If there is anyone who ought to be allowed to get an abortion, under any circumstances, then there is no just reason to deny everyone that option under any every circumstance.

Monday, October 8, 2012

Evacuate the Dance Floor.

I've noticed that traffic to this site is noticeably up since I joined Google+. Relatively speaking. A 65% increase over "I think my mom reads it" is a substantive increase.

I feel a bit piqued, however, that it happened shortly before the least productive chunk of my life. There are lots of big, blank spaces over there on the Archives tab, but even when nothing ended up here, I scratched out my share of academic publications, journal entries, emails, grocery lists, death threats, slash fiction, and rock operas.

Lately, there has been nothing.

When there is no writing, unsurprisingly, there is little to no gaming. Casual games, so I've read, are ideal for this sort of situation, when time and attention are limited resources, but casual games suffer a peculiar weakness that is little remarked upon: when played in a state of severe depression, a hardcore game is still something like a game. Even if you know every beat, and are playing it entirely from the autonomic portion of your skillset, it still moves at your pace, and responds to your whims. Not a story per se, but more like a satisfying walk taken many times before, as Espen Aarseth once suggested to me. Genre conventions, sufficiently codified, can allow this experience even in "new" texts. Casual games, on the other hand, when played under sufficient duress, cease to feel like anything at all.

The more-than-casual stuff usually holds up. Which is why I found it quite surprising, shortly after helping Kratos to pull--not cut, but pull--the head of Phoebus from his body, that I found myself too depressed to continue playing God of War III. It became clear, at this point, that I had no choice but to dance.

As Jane McGonigal wrote in Reality is Broken, dancing is a) a reliable source of happiness, b) an extraordinary display of vulnerability, which is why our brains so often refuse to consider a) sufficient reason to do it. Personally, I am overweight, uncoordinated, and self-conscious about both my appearance and my taste in music. So naturally I try to find opportunities to dance in public when they present themselves. Same reason scared-to-death undergrad me joined a theater group that would soon have me (diegetically) jerking off onstage. Eventually you just run out of shame. If you're going to feel afraid anyway, it feels better to act in such a way that being afraid is more reasonable.

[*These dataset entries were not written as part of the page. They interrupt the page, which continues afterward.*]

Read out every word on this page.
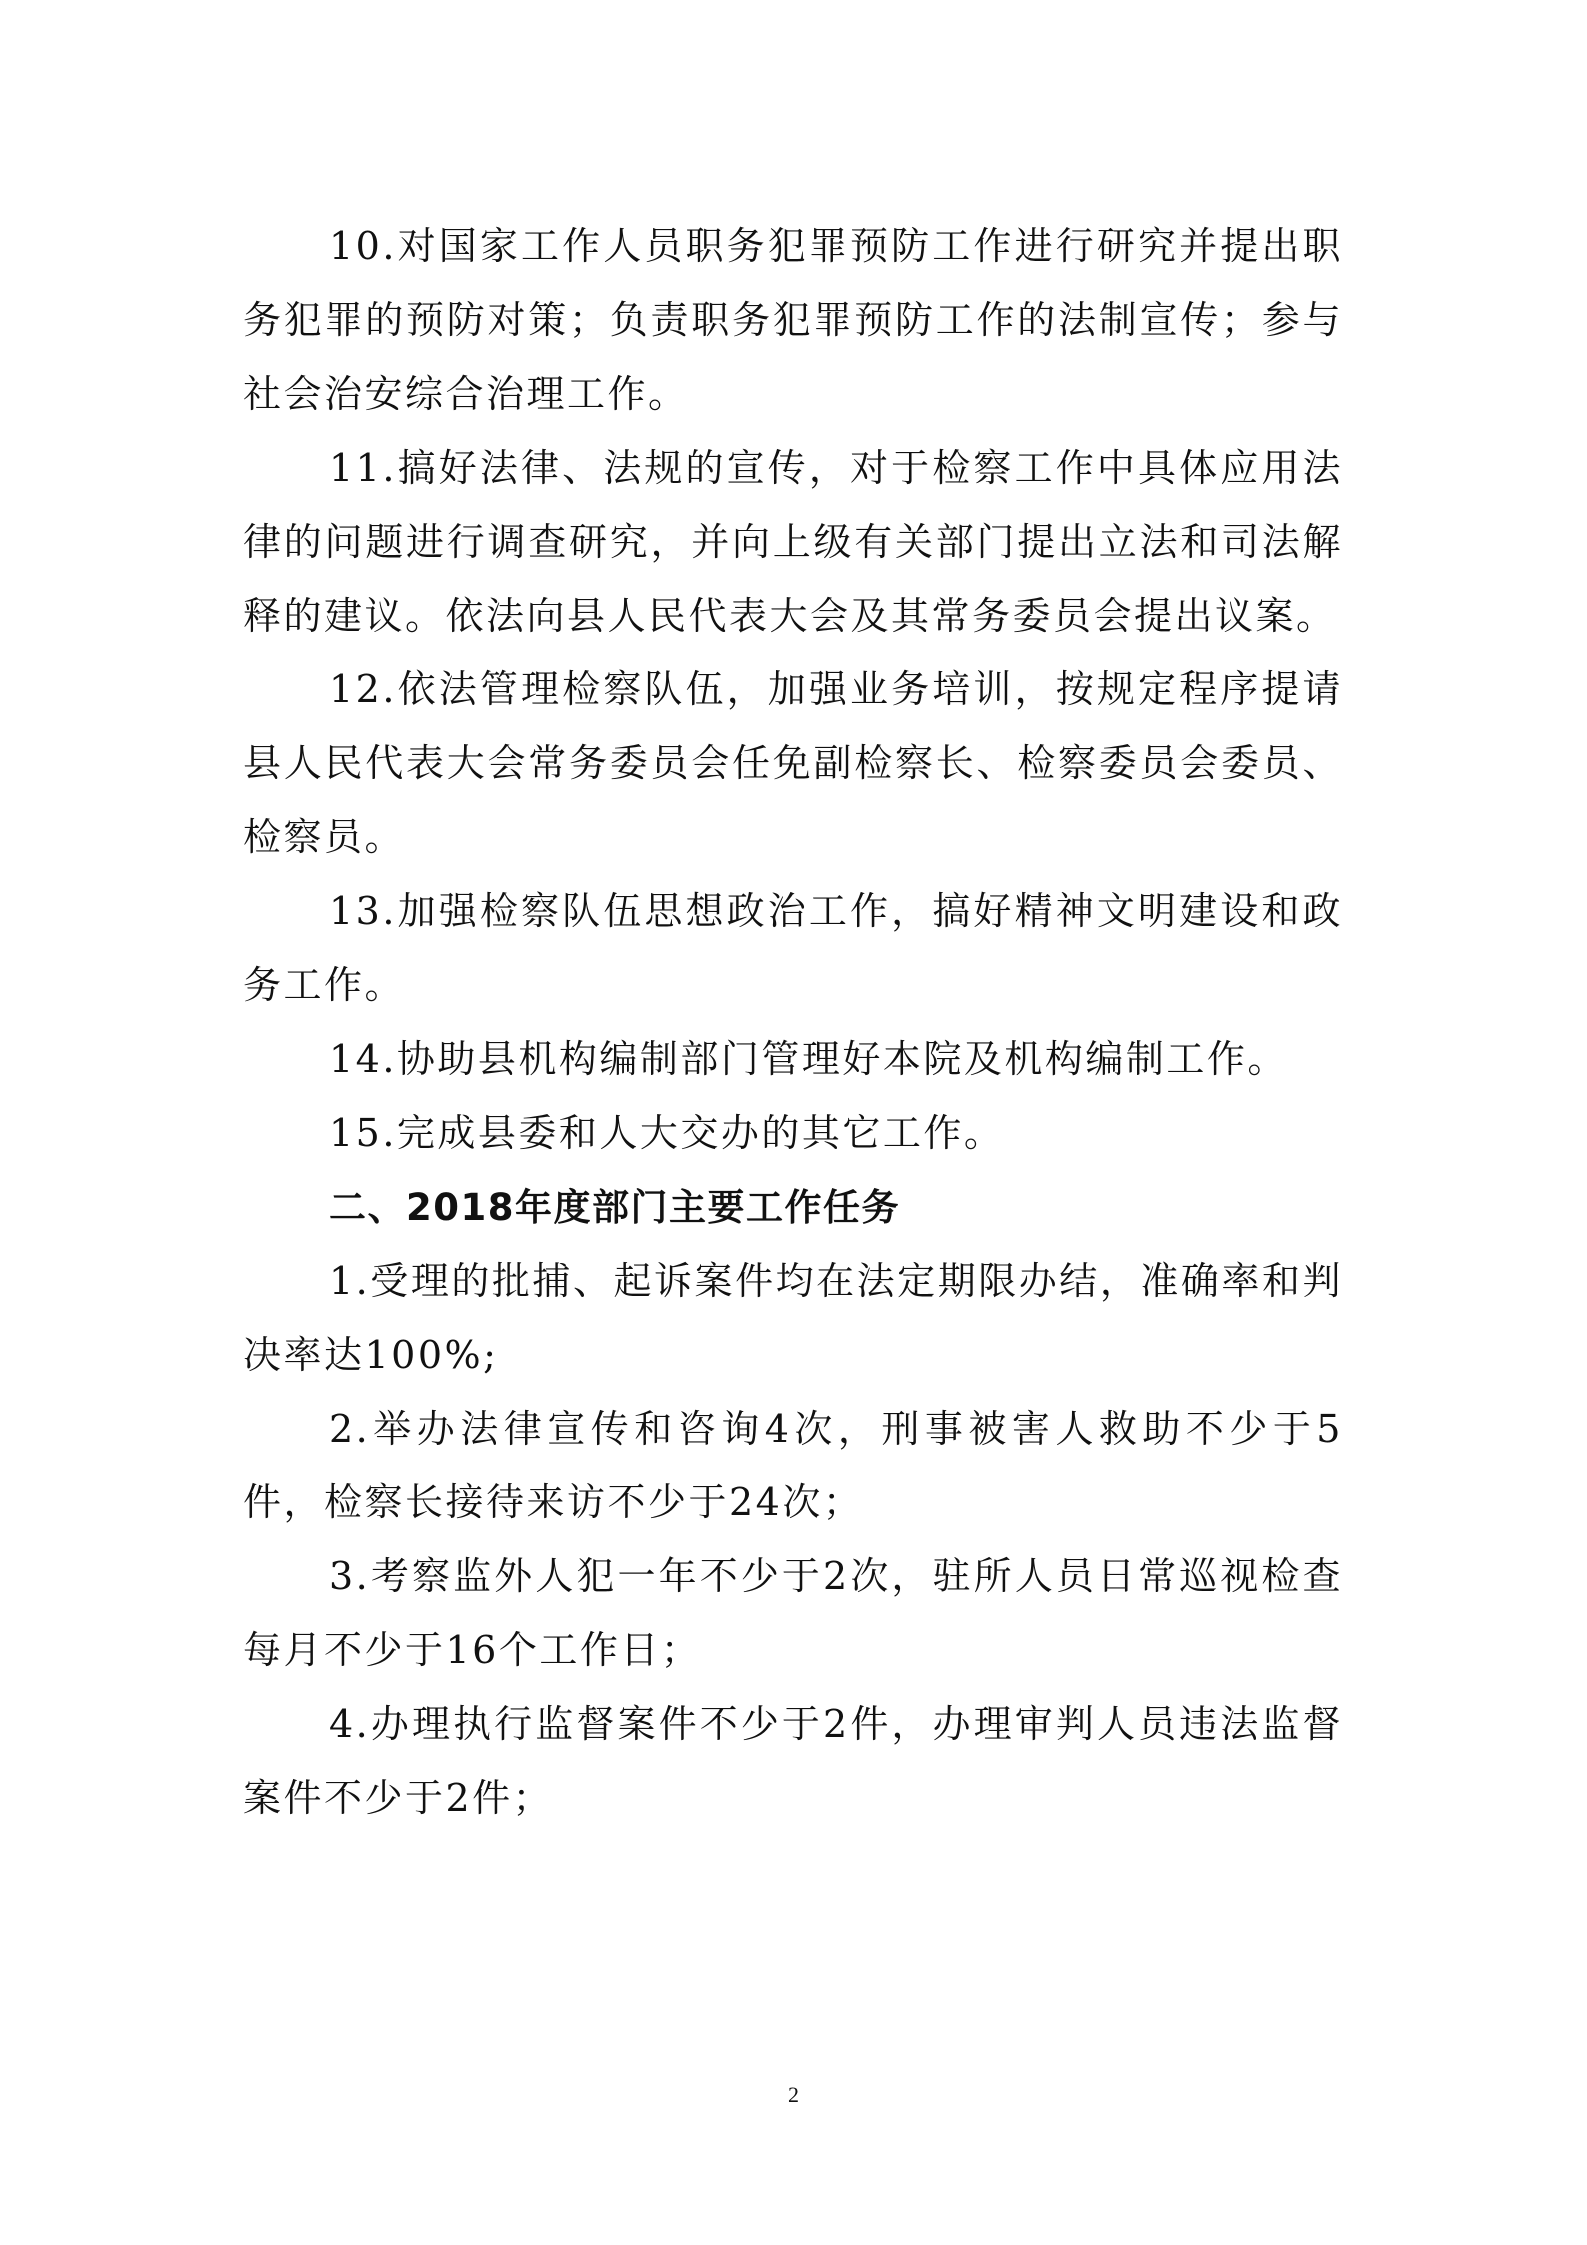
10.对国家工作人员职务犯罪预防工作进行研究并提出职务犯罪的预防对策；负责职务犯罪预防工作的法制宣传；参与社会治安综合治理工作。

11.搞好法律、法规的宣传，对于检察工作中具体应用法律的问题进行调查研究，并向上级有关部门提出立法和司法解释的建议。依法向县人民代表大会及其常务委员会提出议案。

12.依法管理检察队伍，加强业务培训，按规定程序提请县人民代表大会常务委员会任免副检察长、检察委员会委员、检察员。

13.加强检察队伍思想政治工作，搞好精神文明建设和政务工作。

14.协助县机构编制部门管理好本院及机构编制工作。

15.完成县委和人大交办的其它工作。

二、2018年度部门主要工作任务

1.受理的批捕、起诉案件均在法定期限办结，准确率和判决率达100%;

2.举办法律宣传和咨询4次，刑事被害人救助不少于5件，检察长接待来访不少于24次；

3.考察监外人犯一年不少于2次，驻所人员日常巡视检查每月不少于16个工作日；

4.办理执行监督案件不少于2件，办理审判人员违法监督案件不少于2件；

2
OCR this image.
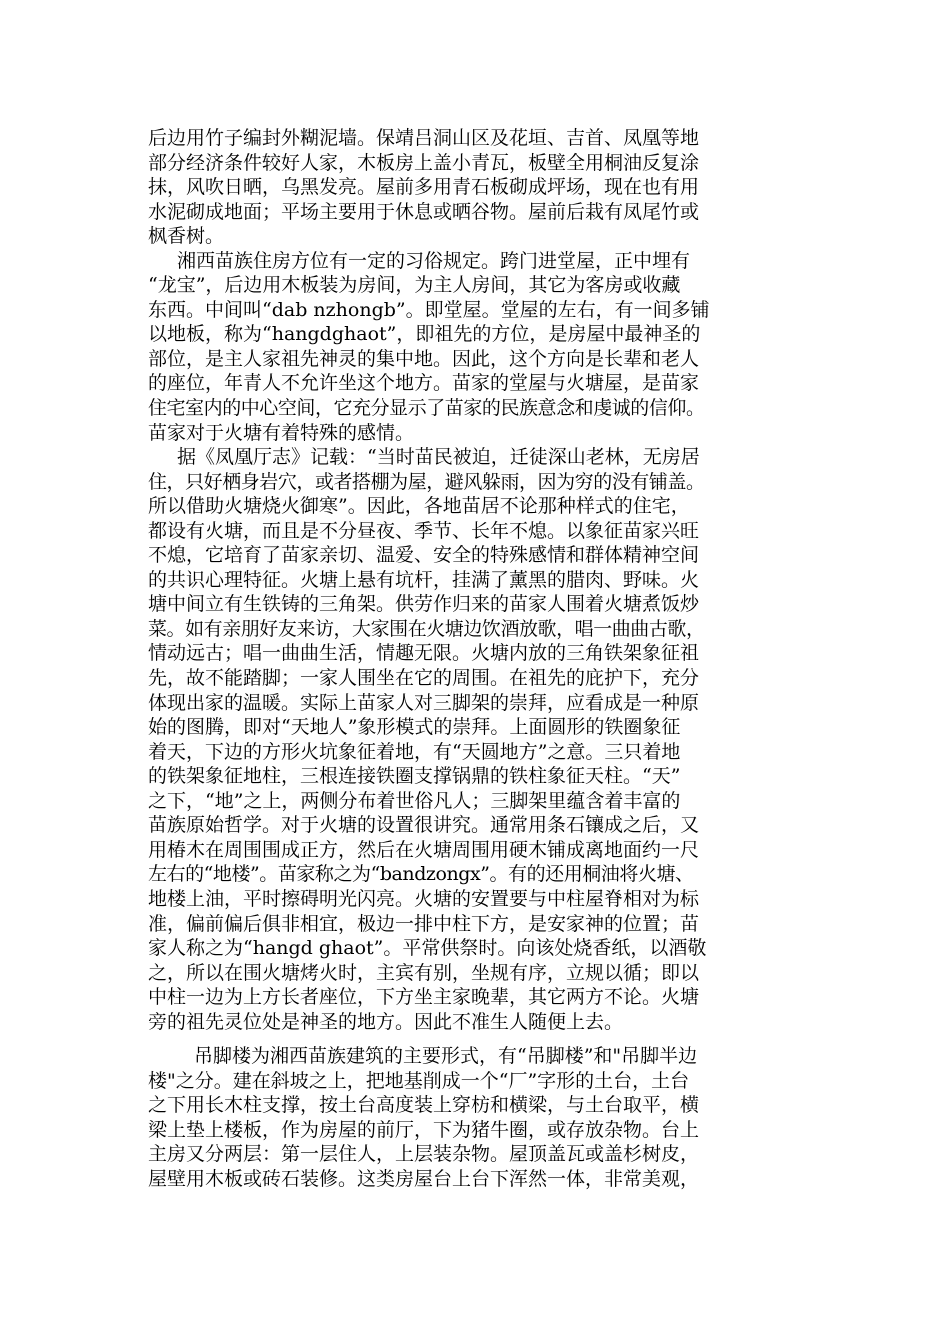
后边用竹子编封外糊泥墙。保靖吕洞山区及花垣、吉首、凤凰等地
部分经济条件较好人家，木板房上盖小青瓦，板壁全用桐油反复涂
抹，风吹日晒，乌黑发亮。屋前多用青石板砌成坪场，现在也有用
水泥砌成地面；平场主要用于休息或晒谷物。屋前后栽有凤尾竹或
枫香树。
湘西苗族住房方位有一定的习俗规定。跨门进堂屋，正中埋有
“龙宝”，后边用木板装为房间，为主人房间，其它为客房或收藏
东西。中间叫“dab nzhongb”。即堂屋。堂屋的左右，有一间多铺
以地板，称为“hangdghaot”，即祖先的方位，是房屋中最神圣的
部位，是主人家祖先神灵的集中地。因此，这个方向是长辈和老人
的座位，年青人不允许坐这个地方。苗家的堂屋与火塘屋，是苗家
住宅室内的中心空间，它充分显示了苗家的民族意念和虔诚的信仰。
苗家对于火塘有着特殊的感情。
据《凤凰厅志》记载：“当时苗民被迫，迁徒深山老林，无房居
住，只好栖身岩穴，或者搭棚为屋，避风躲雨，因为穷的没有铺盖。
所以借助火塘烧火御寒”。因此，各地苗居不论那种样式的住宅，
都设有火塘，而且是不分昼夜、季节、长年不熄。以象征苗家兴旺
不熄，它培育了苗家亲切、温爱、安全的特殊感情和群体精神空间
的共识心理特征。火塘上悬有坑杆，挂满了薰黑的腊肉、野味。火
塘中间立有生铁铸的三角架。供劳作归来的苗家人围着火塘煮饭炒
菜。如有亲朋好友来访，大家围在火塘边饮酒放歌，唱一曲曲古歌，
情动远古；唱一曲曲生活，情趣无限。火塘内放的三角铁架象征祖
先，故不能踏脚；一家人围坐在它的周围。在祖先的庇护下，充分
体现出家的温暖。实际上苗家人对三脚架的崇拜，应看成是一种原
始的图腾，即对“天地人”象形模式的崇拜。上面圆形的铁圈象征
着天，下边的方形火坑象征着地，有“天圆地方”之意。三只着地
的铁架象征地柱，三根连接铁圈支撑锅鼎的铁柱象征天柱。“天”
之下，“地”之上，两侧分布着世俗凡人；三脚架里蕴含着丰富的
苗族原始哲学。对于火塘的设置很讲究。通常用条石镶成之后，又
用椿木在周围围成正方，然后在火塘周围用硬木铺成离地面约一尺
左右的“地楼”。苗家称之为“bandzongx”。有的还用桐油将火塘、
地楼上油，平时擦碍明光闪亮。火塘的安置要与中柱屋脊相对为标
准，偏前偏后俱非相宜，极边一排中柱下方，是安家神的位置；苗
家人称之为“hangd ghaot”。平常供祭时。向该处烧香纸，以酒敬
之，所以在围火塘烤火时，主宾有别，坐规有序，立规以循；即以
中柱一边为上方长者座位，下方坐主家晚辈，其它两方不论。火塘
旁的祖先灵位处是神圣的地方。因此不准生人随便上去。
吊脚楼为湘西苗族建筑的主要形式，有“吊脚楼”和"吊脚半边
楼"之分。建在斜坡之上，把地基削成一个“厂”字形的土台，土台
之下用长木柱支撑，按土台高度装上穿枋和横梁，与土台取平，横
梁上垫上楼板，作为房屋的前厅，下为猪牛圈，或存放杂物。台上
主房又分两层：第一层住人，上层装杂物。屋顶盖瓦或盖杉树皮，
屋壁用木板或砖石装修。这类房屋台上台下浑然一体，非常美观，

Which is the confusing part about Dance Central, for me: the utter shamelessness involved in playing it takes the experience far out of the realm of game-playing as I usually experience it. I suppose, by Jesper Juul's criteria, the mimetic interface would classify it as a casual game; perhaps I don't think of it as such only because playing it requires preparation (moving furniture out of the way, tranq'ing the cat) that I recognize as the precise opposite of "casual." As a vocal proponent of non-stupid theory, I ought to give him the benefit of the doubt.

Simple, intuitive interface, pleasant fiction, short time commitment, juicy...it's a convincing case. But it's a bit more than that, as the activity required/depicted isn't changed significantly by the game's feedback. In fact, what Dance Central actually does is apply the tools of fixation--game-like apparatuses--to a fundamental expression of the joy of being embodied.

God of War is many things, but at a narrative level, it's compelling because of bodies. Impossible, inexhaustible, superhuman bodies, and the ways to break them. At one level, it's fun because it's fun to be Kratos. (At another level, it's fun because the game constantly reminds you that you're not Kratos, which is the post I was trying to write when I opened up blogger.) Without emotion, there is no meaning, and without narrative, there is no goal. What is admirable, what is exciting, what is interesting about Kratos is about the experience of being embodied.

When you don't want to be in your body, or any body, it's difficult to enjoy...anything. It shouldn't be surprising that this includes action/adventure games. I find that Dance Central helps me circumvent this problem by making enjoyment of the body the game itself.

I can't wait to see what happens when Harmonix decides to do a game about fucking.